Among those who tried to buy tickets for Swift’s concert was Junior Hannah Ziesche. While trying to buy tickets, she encountered a multitude of obstacles. Ziesche recounts that “the first tickets were canceled…then the website crashed…[then] they rescheduled the sale.” Ticketmaster eventually canceled the entire sale, citing “unexpectedly high demand” as the reason for the website crash and resulting cancellation. Even without the the sale cancellation, Ticketmaster faced criticism for the high service fees it imposes on customer

With horrible service and astronomically high fees, a corporation like Ticketmaster should never exist. Normally competition from other organizations would force Ticketmaster to drastically improve their service or risk losing customers. However, Ticketmaster maintains a near total monopoly on every aspect of the live music industry. 

Before we can understand Ticketmaster’s grip on the live music market, we must first understand how a monopoly works. Mr. Snyder, who teaches AP Government at Garfield, explained that a monopoly “eliminates competition by controlling so many variables…thereby they control prices because there’s no competition.” Ticketmaster, holding a monopoly with no competition, is able to control fees, prices, and service on its own volition. 

The live music industry didn’t used to be this way. Ticketmaster was founded in the 1970s as a ticket sales and distribution company, serving as a platform to buy tickets to concerts. To sell tickets, Ticketmaster must have a contract with the artist performing and the venue holding the concert. 

 Mr. Snyder remembers “buying tickets from Ticketmaster to go to a lot of concerts in the early 90s”. Nonetheless, Ticketmaster was not his only choice to buy tickets, as he could “order tickets directly from the band in the mail.” The constant fight between Ticketmaster and individual bands selling tickets directly created market competition. This competition limited the power any single company had, forcing companies to lower prices and improve service.

But in 2010, everything in the live music industry changed. Ticketmaster, the top company selling tickets, and Live Nation, the top company promoting venues, merged into one company under the banner Live Nation Entertainment. 

As Mr Snyder testifies, the “same company that does [venue] promotion for artists…now handles the ticket sales directly for venues.” As a result, Ticketmaster no longer had competition as almost all artists or venues now had exclusive contracts with one company. This made holding a tour for an artist or hosting an artist for a venue without going through Ticketmaster practically impossible. Ticketmaster can thus charge exorbitantly high fees and provide bad service at the same time.
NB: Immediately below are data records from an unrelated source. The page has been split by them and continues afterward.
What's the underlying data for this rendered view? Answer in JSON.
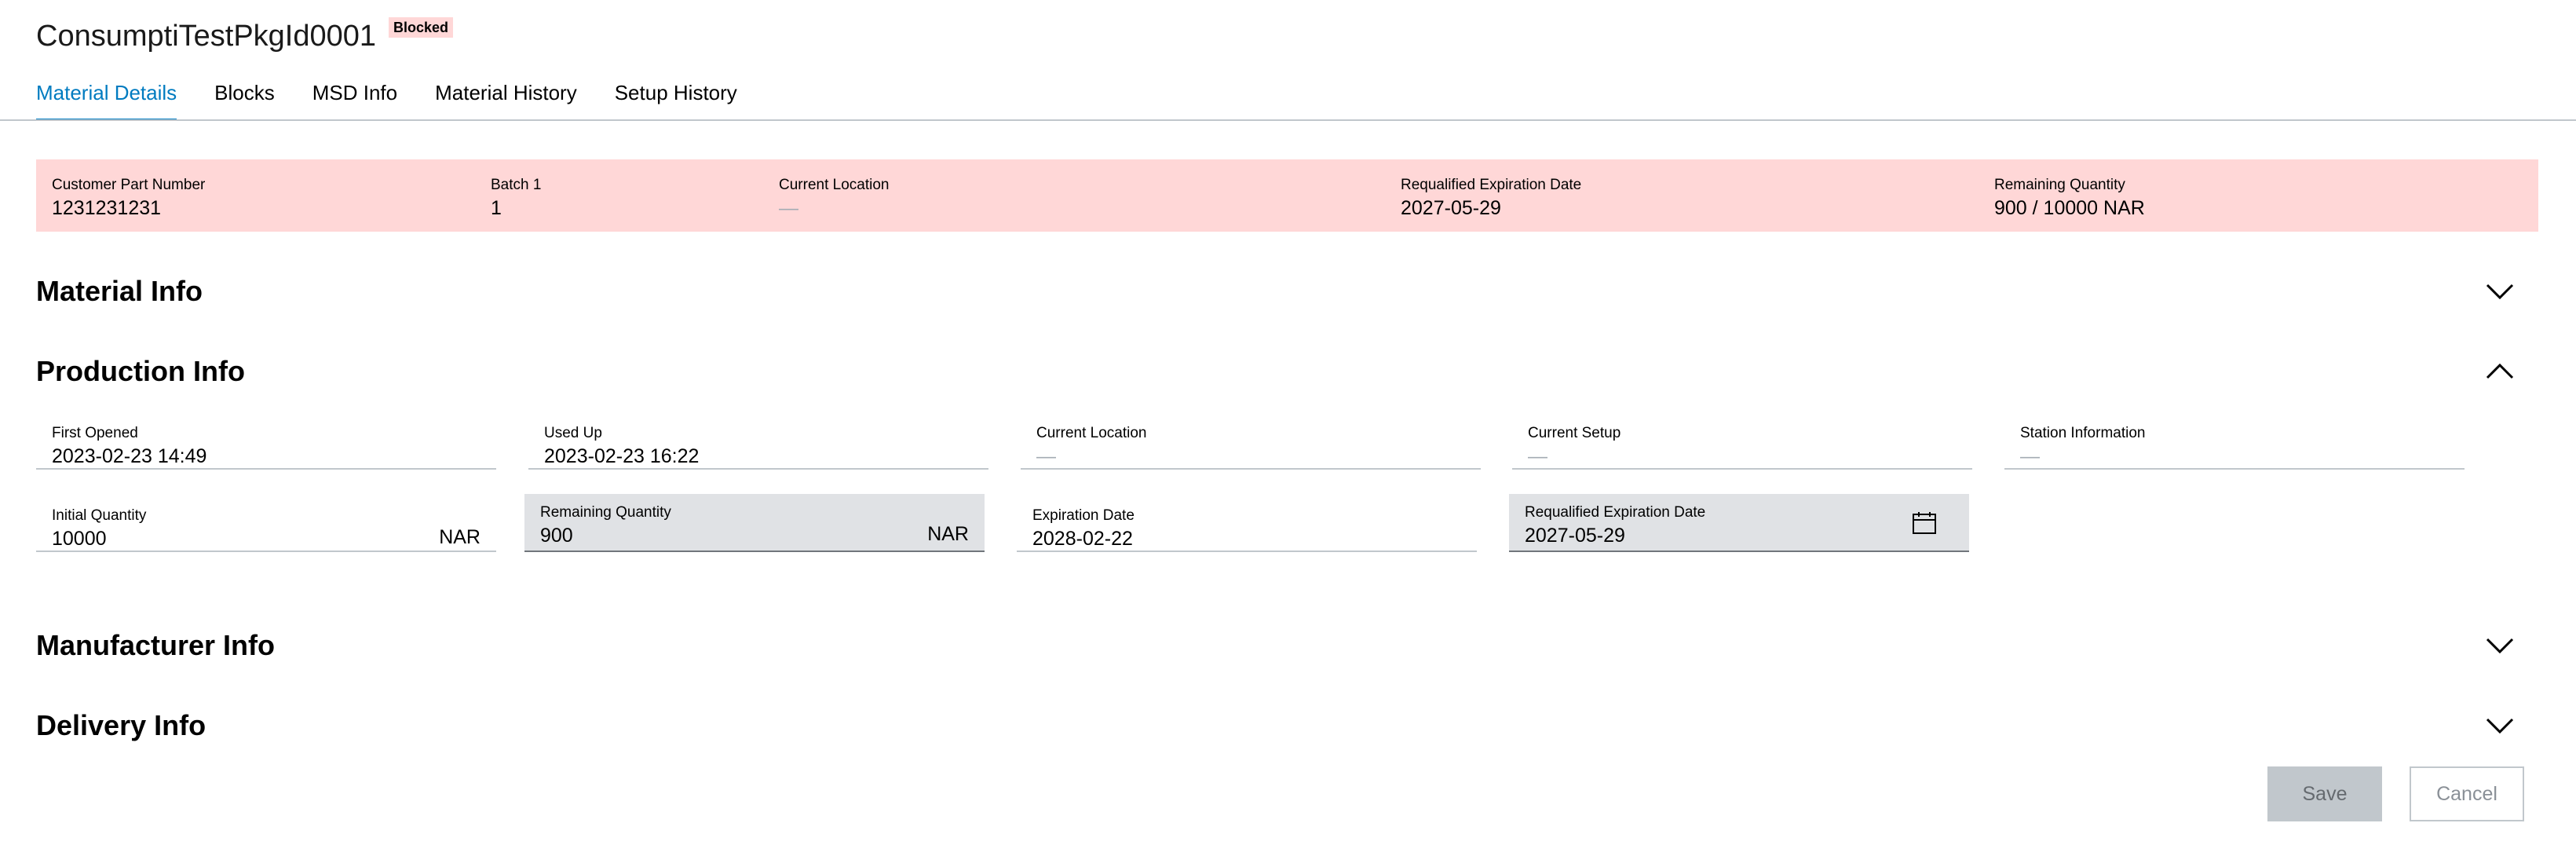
{
  "header": {
    "title": "ConsumptiTestPkgId0001",
    "badge": "Blocked"
  },
  "tabs": [
    {
      "label": "Material Details",
      "active": true
    },
    {
      "label": "Blocks"
    },
    {
      "label": "MSD Info"
    },
    {
      "label": "Material History"
    },
    {
      "label": "Setup History"
    }
  ],
  "summary": {
    "customer_part_number": {
      "label": "Customer Part Number",
      "value": "1231231231"
    },
    "batch": {
      "label": "Batch 1",
      "value": "1"
    },
    "current_location": {
      "label": "Current Location",
      "value": "—"
    },
    "requalified_expiration": {
      "label": "Requalified Expiration Date",
      "value": "2027-05-29"
    },
    "remaining_quantity": {
      "label": "Remaining Quantity",
      "value": "900 / 10000 NAR"
    }
  },
  "sections": {
    "material_info": {
      "title": "Material Info",
      "expanded": false
    },
    "production_info": {
      "title": "Production Info",
      "expanded": true
    },
    "manufacturer_info": {
      "title": "Manufacturer Info",
      "expanded": false
    },
    "delivery_info": {
      "title": "Delivery Info",
      "expanded": false
    }
  },
  "production": {
    "first_opened": {
      "label": "First Opened",
      "value": "2023-02-23 14:49"
    },
    "used_up": {
      "label": "Used Up",
      "value": "2023-02-23 16:22"
    },
    "current_location": {
      "label": "Current Location",
      "value": "—"
    },
    "current_setup": {
      "label": "Current Setup",
      "value": "—"
    },
    "station_information": {
      "label": "Station Information",
      "value": "—"
    },
    "initial_quantity": {
      "label": "Initial Quantity",
      "value": "10000",
      "unit": "NAR"
    },
    "remaining_quantity": {
      "label": "Remaining Quantity",
      "value": "900",
      "unit": "NAR"
    },
    "expiration_date": {
      "label": "Expiration Date",
      "value": "2028-02-22"
    },
    "requalified_expiration_date": {
      "label": "Requalified Expiration Date",
      "value": "2027-05-29"
    }
  },
  "buttons": {
    "save": "Save",
    "cancel": "Cancel"
  },
  "colors": {
    "accent": "#007bc0",
    "blocked_bg": "#ffd7d7",
    "field_grey": "#e0e2e5"
  },
  "icons": {
    "collapsed": "chevron-down-icon",
    "expanded": "chevron-up-icon",
    "date": "calendar-icon"
  }
}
A monopoly like this seems impossible to break. However, the government does have one weapon at its disposal: the legal system. Monopolies, which violate free market principles, are illegal under the Sherman Antitrust Act, and the federal government has opened an investigation into Ticketmaster. If it is proven that Ticketmaster holds a monopoly, the merger between Ticketmaster and Live Nation may be broken apart. If Ticketmaster’s monopoly is allowed to stand, the live music industry may well suffer under its grasp forever. What decision the courts make, and the consequences of that decision, remain to be seen.